I was in FXB on Moore Street this Saturday and there was a big sign outside saying they had goat in stock which basically decided what we we were going to have for dinner that night. I’m a big fan of the meat and ate lots of it when I was in Argentina last year; I’d been wondering where to source some in Dublin and although I’d been told several of the halal shops around Clanbrassil Street sold it I’d never got round to checking. The guy behind the counter said they’ll have it semi-regularly and I’d say they still have some now so it might be worth a trip in if you’re interested.

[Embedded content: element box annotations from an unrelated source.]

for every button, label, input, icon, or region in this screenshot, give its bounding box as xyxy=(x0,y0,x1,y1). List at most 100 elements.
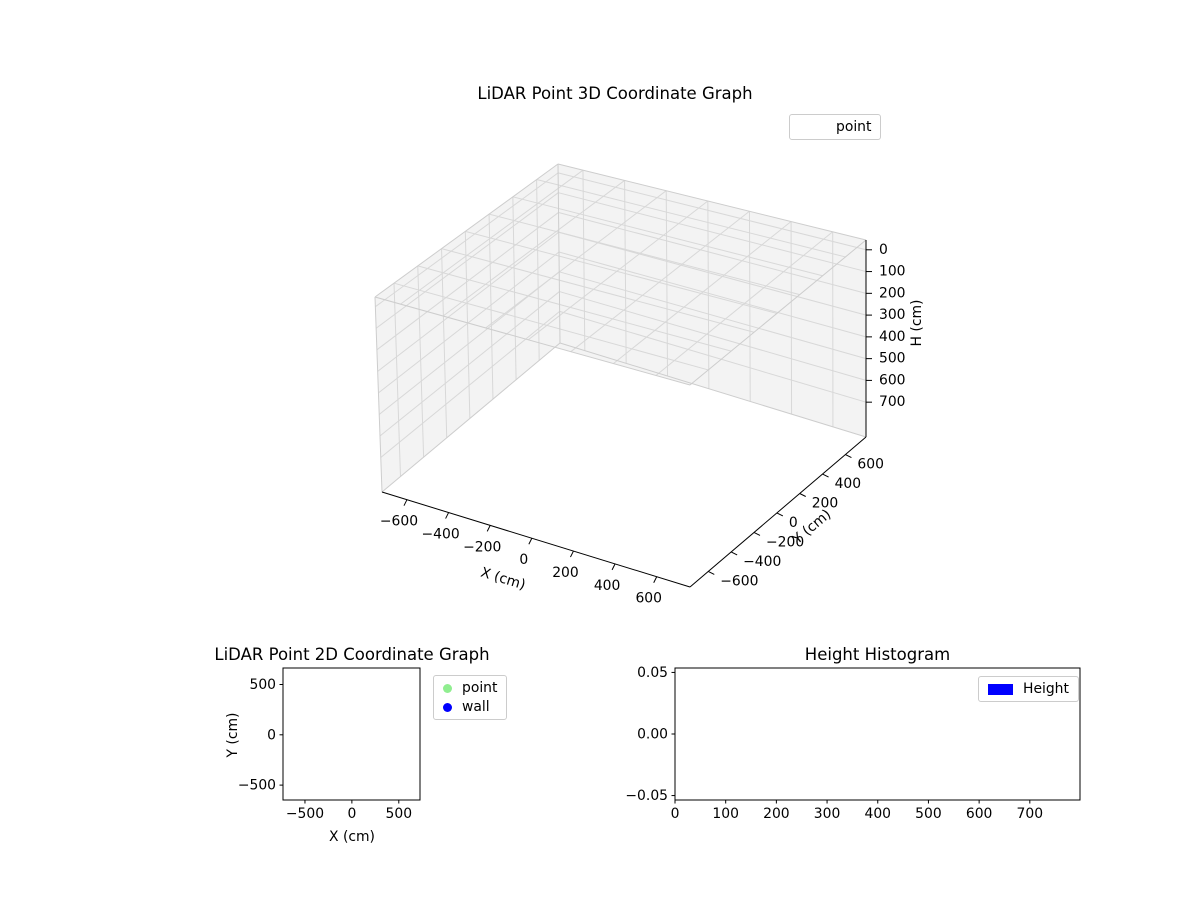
gridline-y xyxy=(465,230,777,314)
pane-edge xyxy=(559,342,867,438)
gridline-z xyxy=(377,231,560,372)
y-tick-label: 400 xyxy=(835,476,862,492)
y-tick-label: −0.05 xyxy=(625,788,668,804)
plot2d-xlabel: X (cm) xyxy=(329,829,375,845)
y-tick-label: 0 xyxy=(789,515,798,531)
x-tick xyxy=(653,576,658,583)
x-tick-label: 300 xyxy=(814,806,841,822)
x-tick-label: 200 xyxy=(763,806,790,822)
gridline-y xyxy=(417,265,732,352)
x-tick-label: −600 xyxy=(380,514,418,530)
x-tick xyxy=(486,525,491,532)
y-tick xyxy=(776,512,784,517)
gridline-x xyxy=(485,190,667,329)
gridline-z xyxy=(559,310,867,403)
pane-edge xyxy=(689,239,867,386)
x-tick-label: 500 xyxy=(386,806,413,822)
gridline-y xyxy=(512,196,823,277)
y-tick xyxy=(822,473,829,478)
gridline-y xyxy=(536,179,540,361)
hist-legend: Height xyxy=(978,676,1079,702)
wall-marker-icon xyxy=(443,702,452,712)
gridline-z xyxy=(558,192,867,273)
z-tick-label: 300 xyxy=(879,307,906,323)
z-tick-label: 500 xyxy=(879,351,906,367)
z-tick-label: 0 xyxy=(879,242,888,258)
pane-edge xyxy=(374,163,559,298)
legend-item-wall: wall xyxy=(443,699,497,715)
y-tick-label: −200 xyxy=(766,534,804,550)
point-marker-icon xyxy=(443,683,452,693)
pane-edge xyxy=(557,163,867,241)
x-tick-label: 600 xyxy=(635,591,662,607)
gridline-y xyxy=(488,213,800,296)
pane-edge xyxy=(381,342,561,493)
x-tick-label: 700 xyxy=(1017,806,1044,822)
z-tick-label: 200 xyxy=(879,285,906,301)
gridline-x xyxy=(582,170,586,351)
y-tick xyxy=(730,551,738,556)
y-tick xyxy=(708,570,715,575)
hist-title: Height Histogram xyxy=(804,645,951,664)
legend-label: point xyxy=(462,680,498,696)
x-tick-label: 600 xyxy=(966,806,993,822)
y-tick-label: −600 xyxy=(720,573,758,589)
gridline-z xyxy=(557,172,867,251)
y-tick-label: 200 xyxy=(812,495,839,511)
x-tick-label: 500 xyxy=(915,806,942,822)
x-tick-label: 0 xyxy=(519,552,528,568)
x-axis-line xyxy=(381,491,691,588)
x-tick xyxy=(528,537,533,545)
pane-edge xyxy=(374,296,383,493)
gridline-z xyxy=(558,231,867,316)
plot2d-frame xyxy=(282,667,421,801)
gridline-y xyxy=(464,231,471,419)
gridline-y xyxy=(393,283,401,477)
gridline-z xyxy=(558,251,867,338)
y-tick-label: 0.05 xyxy=(637,665,668,681)
empty-marker-icon xyxy=(799,122,826,133)
gridline-z xyxy=(559,271,867,360)
y-tick-label: 500 xyxy=(249,677,276,693)
x-tick-label: 0 xyxy=(671,806,680,822)
gridline-z xyxy=(559,291,867,381)
gridline-y xyxy=(536,179,846,258)
x-tick xyxy=(403,499,408,506)
plot2d-ylabel: Y (cm) xyxy=(225,712,241,758)
gridline-x xyxy=(624,180,627,364)
gridline-z xyxy=(558,211,867,294)
y-tick-label: 0 xyxy=(267,727,276,743)
legend-label: Height xyxy=(1023,681,1069,697)
z-tick-label: 100 xyxy=(879,264,906,280)
gridline-y xyxy=(488,214,494,400)
gridline-z xyxy=(378,271,560,415)
plot3d-zlabel: H (cm) xyxy=(909,299,925,347)
x-tick xyxy=(611,563,616,571)
gridline-x xyxy=(707,200,710,389)
legend-item-height: Height xyxy=(988,681,1069,697)
gridline-x xyxy=(665,190,669,377)
gridline-x xyxy=(400,169,584,305)
gridline-z xyxy=(379,291,560,437)
gridline-z xyxy=(375,172,559,308)
gridline-x xyxy=(442,180,625,317)
x-tick-label: 200 xyxy=(552,565,579,581)
y-tick xyxy=(753,532,761,536)
gridline-x xyxy=(527,200,709,341)
x-tick-label: −200 xyxy=(463,539,501,555)
height-swatch-icon xyxy=(988,683,1013,695)
pane-edge xyxy=(374,296,691,386)
x-tick-label: 400 xyxy=(594,578,621,594)
legend-label: point xyxy=(836,119,872,135)
x-tick-label: 100 xyxy=(712,806,739,822)
gridline-y xyxy=(441,248,448,438)
y-tick-label: 0.00 xyxy=(637,727,668,743)
legend-item-point: point xyxy=(443,680,497,696)
x-tick xyxy=(570,550,574,558)
gridline-y xyxy=(512,196,517,380)
z-tick-label: 700 xyxy=(879,394,906,410)
gridline-z xyxy=(380,310,560,458)
plot2d-legend: point wall xyxy=(433,675,508,720)
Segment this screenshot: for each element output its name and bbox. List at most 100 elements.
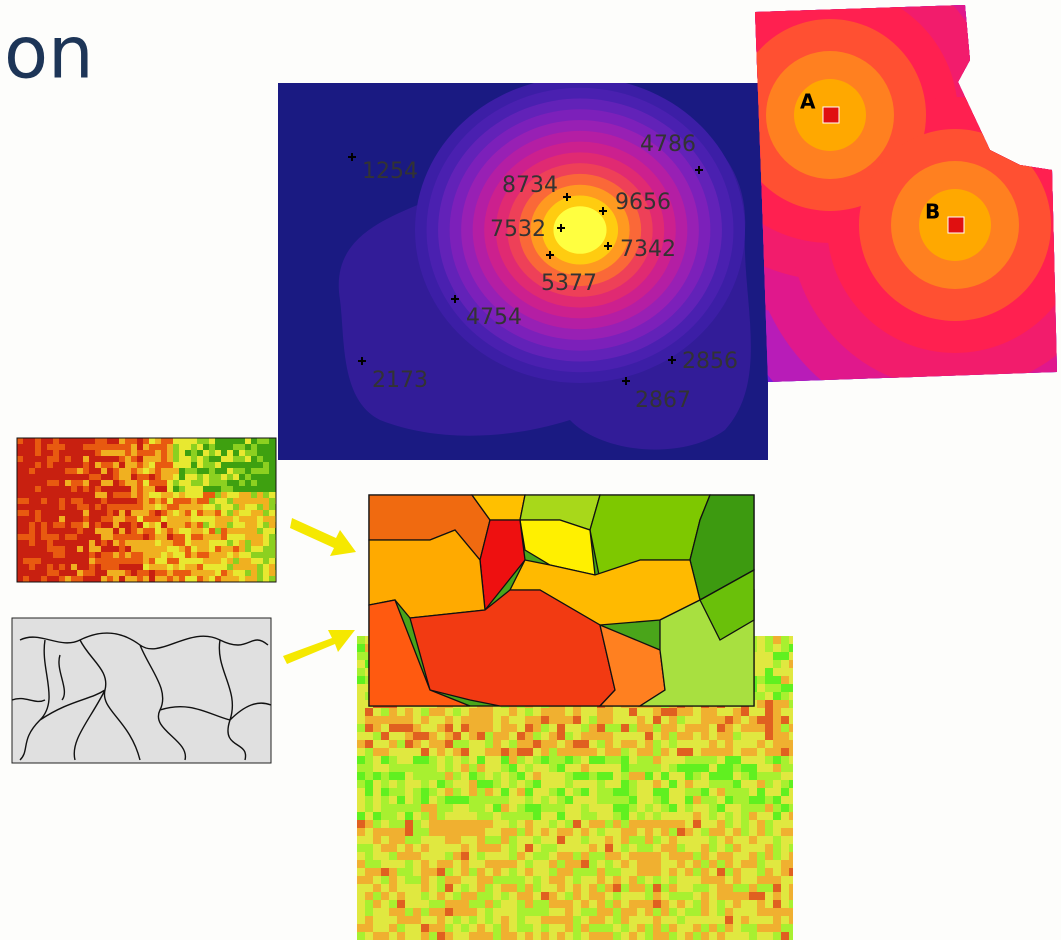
- texture-cell: [107, 492, 113, 498]
- texture-cell: [413, 868, 421, 876]
- texture-cell: [709, 852, 717, 860]
- texture-cell: [47, 438, 53, 444]
- texture-cell: [257, 564, 263, 570]
- texture-cell: [227, 570, 233, 576]
- texture-cell: [781, 716, 789, 724]
- texture-cell: [717, 772, 725, 780]
- texture-cell: [661, 764, 669, 772]
- texture-cell: [125, 480, 131, 486]
- texture-cell: [95, 576, 101, 582]
- texture-cell: [765, 780, 773, 788]
- texture-cell: [573, 932, 581, 940]
- texture-cell: [469, 868, 477, 876]
- texture-cell: [53, 450, 59, 456]
- texture-cell: [53, 516, 59, 522]
- texture-cell: [661, 796, 669, 804]
- texture-cell: [257, 438, 263, 444]
- texture-cell: [501, 764, 509, 772]
- texture-cell: [239, 462, 245, 468]
- texture-cell: [453, 900, 461, 908]
- texture-cell: [757, 724, 765, 732]
- texture-cell: [269, 462, 275, 468]
- texture-cell: [789, 644, 793, 652]
- texture-cell: [29, 552, 35, 558]
- texture-cell: [477, 740, 485, 748]
- texture-cell: [757, 772, 765, 780]
- texture-cell: [29, 468, 35, 474]
- texture-cell: [501, 820, 509, 828]
- texture-cell: [781, 852, 789, 860]
- texture-cell: [71, 552, 77, 558]
- texture-cell: [501, 780, 509, 788]
- texture-cell: [209, 456, 215, 462]
- texture-cell: [477, 932, 485, 940]
- texture-cell: [53, 486, 59, 492]
- texture-cell: [725, 884, 733, 892]
- texture-cell: [637, 788, 645, 796]
- texture-cell: [501, 716, 509, 724]
- texture-cell: [541, 884, 549, 892]
- texture-cell: [185, 462, 191, 468]
- texture-cell: [789, 820, 793, 828]
- texture-cell: [781, 916, 789, 924]
- texture-cell: [477, 852, 485, 860]
- texture-cell: [781, 804, 789, 812]
- texture-cell: [765, 828, 773, 836]
- texture-cell: [381, 844, 389, 852]
- texture-cell: [509, 812, 517, 820]
- texture-cell: [421, 756, 429, 764]
- texture-cell: [709, 820, 717, 828]
- texture-cell: [653, 908, 661, 916]
- texture-cell: [53, 522, 59, 528]
- texture-cell: [209, 558, 215, 564]
- texture-cell: [77, 438, 83, 444]
- texture-cell: [357, 684, 365, 692]
- texture-cell: [549, 780, 557, 788]
- texture-cell: [621, 924, 629, 932]
- texture-cell: [493, 780, 501, 788]
- texture-cell: [167, 474, 173, 480]
- texture-cell: [661, 852, 669, 860]
- texture-cell: [557, 892, 565, 900]
- texture-cell: [781, 772, 789, 780]
- texture-cell: [167, 510, 173, 516]
- texture-cell: [149, 510, 155, 516]
- texture-cell: [233, 552, 239, 558]
- texture-cell: [445, 900, 453, 908]
- texture-cell: [541, 836, 549, 844]
- texture-cell: [41, 510, 47, 516]
- texture-cell: [453, 860, 461, 868]
- texture-cell: [573, 884, 581, 892]
- texture-cell: [621, 804, 629, 812]
- texture-cell: [17, 492, 23, 498]
- texture-cell: [251, 576, 257, 582]
- texture-cell: [525, 788, 533, 796]
- texture-cell: [83, 552, 89, 558]
- texture-cell: [209, 546, 215, 552]
- texture-cell: [725, 916, 733, 924]
- texture-cell: [357, 804, 365, 812]
- texture-cell: [397, 748, 405, 756]
- texture-cell: [89, 570, 95, 576]
- texture-cell: [23, 546, 29, 552]
- texture-cell: [71, 492, 77, 498]
- texture-cell: [203, 498, 209, 504]
- texture-cell: [661, 908, 669, 916]
- texture-cell: [533, 796, 541, 804]
- texture-cell: [653, 828, 661, 836]
- arrow: [283, 630, 355, 664]
- texture-cell: [621, 756, 629, 764]
- texture-cell: [397, 932, 405, 940]
- texture-cell: [533, 908, 541, 916]
- texture-cell: [131, 444, 137, 450]
- texture-cell: [41, 564, 47, 570]
- point-label: 1254: [362, 159, 418, 184]
- texture-cell: [445, 756, 453, 764]
- texture-cell: [59, 456, 65, 462]
- texture-cell: [741, 724, 749, 732]
- texture-cell: [637, 772, 645, 780]
- texture-cell: [653, 916, 661, 924]
- texture-cell: [669, 820, 677, 828]
- texture-cell: [197, 546, 203, 552]
- texture-cell: [685, 916, 693, 924]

The taste is a bit more intense than beef but not as strong as lamb and I find it’s mostly suited to braising but if you get a whole leg like I did you could easily roast it as well. I felt I wanted to have something spicy to go with the more robust flavour of the meat and decided to do a variation on the Malayasian dish beef rendang as I hadn’t cooked it in ages. I also made it using my pressure cooker to save time but the recipe I’m posting is for the traditional way as you really need an uncovered pan to aid the evaporation: I ended up having to strain out the sauce and reduce it down and then recombine with the meat which meant the dish took almost as long in total as if I’d done it the usual manner.
I assembled the instructions here from three different versions I found online, the last one in particular is very good (I also wish I’d found an incredibly helpful eGullet thread before rather than after I’d cooked the rendang). There is one slightly unusual step below and it involves the lemongrass: a lot of recipes call for it to be included in the paste but I find no matter how much you try to puree it you still get horrible woody bits in the curry that ruin the texture. To solve the problem I finely chop the lemongrass and simmer it in water on a really low heat for about half an hour and then strain the resulting liquid through a cheesecloth. I normally make a big batch and freeze it but I‘ve given instructions and quantities for just enough for a single portion. One last thing, don’t even contemplate making this with low fat coconut milk, it would be pointless.
800g goat meat, cubed
3cm peeled ginger
3 red chillis
3 large cloves garlic
1 large onion
2 lemongrass stalks
20g coriander seed
5g fennel seeds
5g cumin seeds
2.5g tumeric powder
5 cardamom pods
400ml coconut milk
10g brown sugar
10ml fish sauce
5ml tamarind puree
2 star anise
1 cinnamon stick
4 kaffir lime leaves
1 bay leaf
50g desiccated coconut flakes
- Heat a saucepan on a high heat and when thoroughly hot add the oil. Meanwhile, season the meat.
- When the oil begins to shimmer add the meat and cook till brown all over. (You may want to lower the heat around halfway through to stop any brown bits stuck to the pan from burning.)
- Remove the meat and place in a stewing pot or casserole.
- Chop the lemongrass very finely and put it into a pan with around 150ml of hot water. Simmer on the lowest heat for 20 minutes. After that time, strain the liquid though some cheesecloth and reserve the lemongrass infusion.
- In a food processor, combine the chillis, ginger, onions and garlic and blend to a fairly smooth paste. Use some oil or water to loosen it up if it won’t blend.
- In the pan used for the goat, add the paste and fry on a low to medium heat for a few minutes until fragrant.
- In another pan, toast the fennel, cumin, coriander, cloves and cardamom pods (remove the husk and just use the seed inside) for a round 1-2 minutes until fragrant.
- Put the spices in a spice grinder (or use a mortar and pestle) and grind to a fine powder.
- Add the newly ground spices and the tumeric to the pan with the paste and cook for another minute or two.
- Add the coconut milk, tamarind puree, fish sauce, sugar, salt and lemongrass infusion to the pan and stir throughly, scrapping up any of the brown bits stuck to the bottom of the pan. Simmer for 5 minutes.
- Transfer the liquid to the casserole and add the bay leaf, star anise, cinnamon stick and kaffir lime leaves.
- Bring the pot to a simmer and cook on the lowest heat for around two hours. What will happen is that a lot of the liquid will evaporate and the fat will separate from coconut milk.
- When the coconut milk has started to separate, toast the dessicated coconut over a high heat until brown. (It can change colour very quickly so ensure it does not burn)
- Grind the coconut in the spice grinder and combine with the meat.
- Allow the meat to fry in the oil for around twenty minutes or so, making sure to stir it often so it doesn’t stick to the bottom of the pan and burn.
- When the meat is a deep brown colour and quite dry and sticky, plate and serve with white rice.